Yes and a large part of that energy comes from the chemical energy of the kerogen itself
that is released as heat. Of course that means that the chemical energy in a pound of
kerogen is greater than the chemical energy in the crude oil that the pound of kerogen
produced, and a pound of crude oil has more chemical energy than the refined gasoline
that came from that pound of crude oil, but given that the law of conservation of
energy is what it is a educated person, a smart person, and a honest person wouldn't
expect anything else.
> EROI is ONLY measuring the ratio of the *measurable energy* inputs
required to
produce the energy yield
Like the *measurable* amount of solar energy falling on a solar cell.

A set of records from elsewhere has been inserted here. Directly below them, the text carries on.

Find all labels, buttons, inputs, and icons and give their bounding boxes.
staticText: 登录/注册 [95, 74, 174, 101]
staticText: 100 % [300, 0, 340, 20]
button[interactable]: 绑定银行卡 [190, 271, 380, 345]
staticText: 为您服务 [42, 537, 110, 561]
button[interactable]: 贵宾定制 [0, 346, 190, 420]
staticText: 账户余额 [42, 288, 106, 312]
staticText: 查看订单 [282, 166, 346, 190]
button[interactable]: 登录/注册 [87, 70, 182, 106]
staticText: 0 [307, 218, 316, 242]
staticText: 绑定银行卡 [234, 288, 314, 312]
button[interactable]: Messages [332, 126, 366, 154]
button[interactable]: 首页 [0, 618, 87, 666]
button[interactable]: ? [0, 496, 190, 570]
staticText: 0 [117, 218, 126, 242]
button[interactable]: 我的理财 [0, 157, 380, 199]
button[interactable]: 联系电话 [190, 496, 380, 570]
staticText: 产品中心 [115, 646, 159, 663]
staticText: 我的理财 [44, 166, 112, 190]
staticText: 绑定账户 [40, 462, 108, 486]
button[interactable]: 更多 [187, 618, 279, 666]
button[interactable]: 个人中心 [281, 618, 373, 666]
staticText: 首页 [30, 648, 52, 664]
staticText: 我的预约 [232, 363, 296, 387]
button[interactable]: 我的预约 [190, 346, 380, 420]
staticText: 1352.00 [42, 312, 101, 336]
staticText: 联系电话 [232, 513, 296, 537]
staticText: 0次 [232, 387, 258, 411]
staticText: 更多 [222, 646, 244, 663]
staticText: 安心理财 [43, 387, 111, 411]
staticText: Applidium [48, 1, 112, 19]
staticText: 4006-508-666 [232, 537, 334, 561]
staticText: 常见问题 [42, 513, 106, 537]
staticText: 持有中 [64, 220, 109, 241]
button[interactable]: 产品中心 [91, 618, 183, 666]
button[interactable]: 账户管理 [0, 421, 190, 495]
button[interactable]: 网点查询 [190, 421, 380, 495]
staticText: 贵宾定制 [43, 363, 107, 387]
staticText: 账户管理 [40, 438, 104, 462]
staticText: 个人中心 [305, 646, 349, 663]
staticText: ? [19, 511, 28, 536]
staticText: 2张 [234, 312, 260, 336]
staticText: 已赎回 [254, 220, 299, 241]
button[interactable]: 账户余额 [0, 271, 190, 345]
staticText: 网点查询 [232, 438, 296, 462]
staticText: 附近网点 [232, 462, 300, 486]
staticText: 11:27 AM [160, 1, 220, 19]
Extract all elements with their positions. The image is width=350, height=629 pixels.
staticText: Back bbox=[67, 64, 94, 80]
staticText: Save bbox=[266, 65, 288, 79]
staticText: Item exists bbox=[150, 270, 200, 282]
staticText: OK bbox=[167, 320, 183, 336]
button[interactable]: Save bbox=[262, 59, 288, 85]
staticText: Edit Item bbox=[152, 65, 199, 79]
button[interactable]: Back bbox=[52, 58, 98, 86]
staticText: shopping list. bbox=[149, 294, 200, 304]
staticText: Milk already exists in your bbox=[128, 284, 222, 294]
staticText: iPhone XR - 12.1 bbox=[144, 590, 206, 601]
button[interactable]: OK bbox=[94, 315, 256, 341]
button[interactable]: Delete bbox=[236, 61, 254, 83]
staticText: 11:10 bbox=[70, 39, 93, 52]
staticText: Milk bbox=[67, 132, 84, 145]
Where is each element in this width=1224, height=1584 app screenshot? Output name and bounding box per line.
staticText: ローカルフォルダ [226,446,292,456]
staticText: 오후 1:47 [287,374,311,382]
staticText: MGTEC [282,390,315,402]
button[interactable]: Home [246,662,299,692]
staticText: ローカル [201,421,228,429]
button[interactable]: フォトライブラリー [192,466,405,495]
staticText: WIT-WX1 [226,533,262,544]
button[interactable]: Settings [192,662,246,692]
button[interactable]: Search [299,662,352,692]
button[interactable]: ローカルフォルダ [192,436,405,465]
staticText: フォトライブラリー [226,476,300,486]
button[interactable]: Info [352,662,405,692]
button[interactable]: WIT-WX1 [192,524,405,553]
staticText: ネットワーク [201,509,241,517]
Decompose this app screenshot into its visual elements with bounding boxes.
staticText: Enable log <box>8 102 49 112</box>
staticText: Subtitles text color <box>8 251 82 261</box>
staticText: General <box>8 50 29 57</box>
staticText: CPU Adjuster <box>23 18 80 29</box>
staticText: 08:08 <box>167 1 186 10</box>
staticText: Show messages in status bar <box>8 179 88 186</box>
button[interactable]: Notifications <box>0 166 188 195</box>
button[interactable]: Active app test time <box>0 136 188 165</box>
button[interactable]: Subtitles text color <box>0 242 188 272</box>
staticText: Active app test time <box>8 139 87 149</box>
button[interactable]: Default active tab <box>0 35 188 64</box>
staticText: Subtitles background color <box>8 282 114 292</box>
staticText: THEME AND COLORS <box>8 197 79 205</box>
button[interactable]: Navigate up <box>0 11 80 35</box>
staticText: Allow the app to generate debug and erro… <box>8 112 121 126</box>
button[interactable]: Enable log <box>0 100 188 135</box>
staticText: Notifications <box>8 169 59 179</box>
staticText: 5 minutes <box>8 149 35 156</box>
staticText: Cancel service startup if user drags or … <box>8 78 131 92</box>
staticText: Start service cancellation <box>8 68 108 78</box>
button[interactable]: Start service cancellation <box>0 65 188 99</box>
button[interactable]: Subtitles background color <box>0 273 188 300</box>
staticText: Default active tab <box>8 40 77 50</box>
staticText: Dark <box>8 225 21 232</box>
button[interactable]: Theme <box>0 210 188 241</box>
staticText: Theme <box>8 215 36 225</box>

>to the *energy value* contained in the resultant yielded product.
If that is the correct way to calculate EROI, and assuming you think the first law of
thermodynamics is valid please explain how the EROI of ANYTHING is EVER greater than 1.
Perhaps I shouldn't have made that assumption, do you believe the law of conservation of
energy is wrong, Wikipedia says it's correct but you say they don't know anything.
The difference is that if you treat kerogen as a primary energy source it takes energy to
get it, unlike sunlight. So if it takes two units of kerogen to produce enough energy to
get one unit of kerogen you can't sustain extraction of kerogen. You can keep extracting
it using some other source of oil or nuclear power or photovoltaics, but you can't do it
just using kerogen. So my understanding of EROI is
EROI = (Usable energy out)/(Total energy used to produce it)
It doesn't matter to the EROI where the denominator comes from, but it matters in the
sustainability of the source as primary energy. One may well choose to expend more energy
than you get out because the form of energy out makes it more suitable - that's why we
extract avgas from crude, but you can't do that as a primary energy source.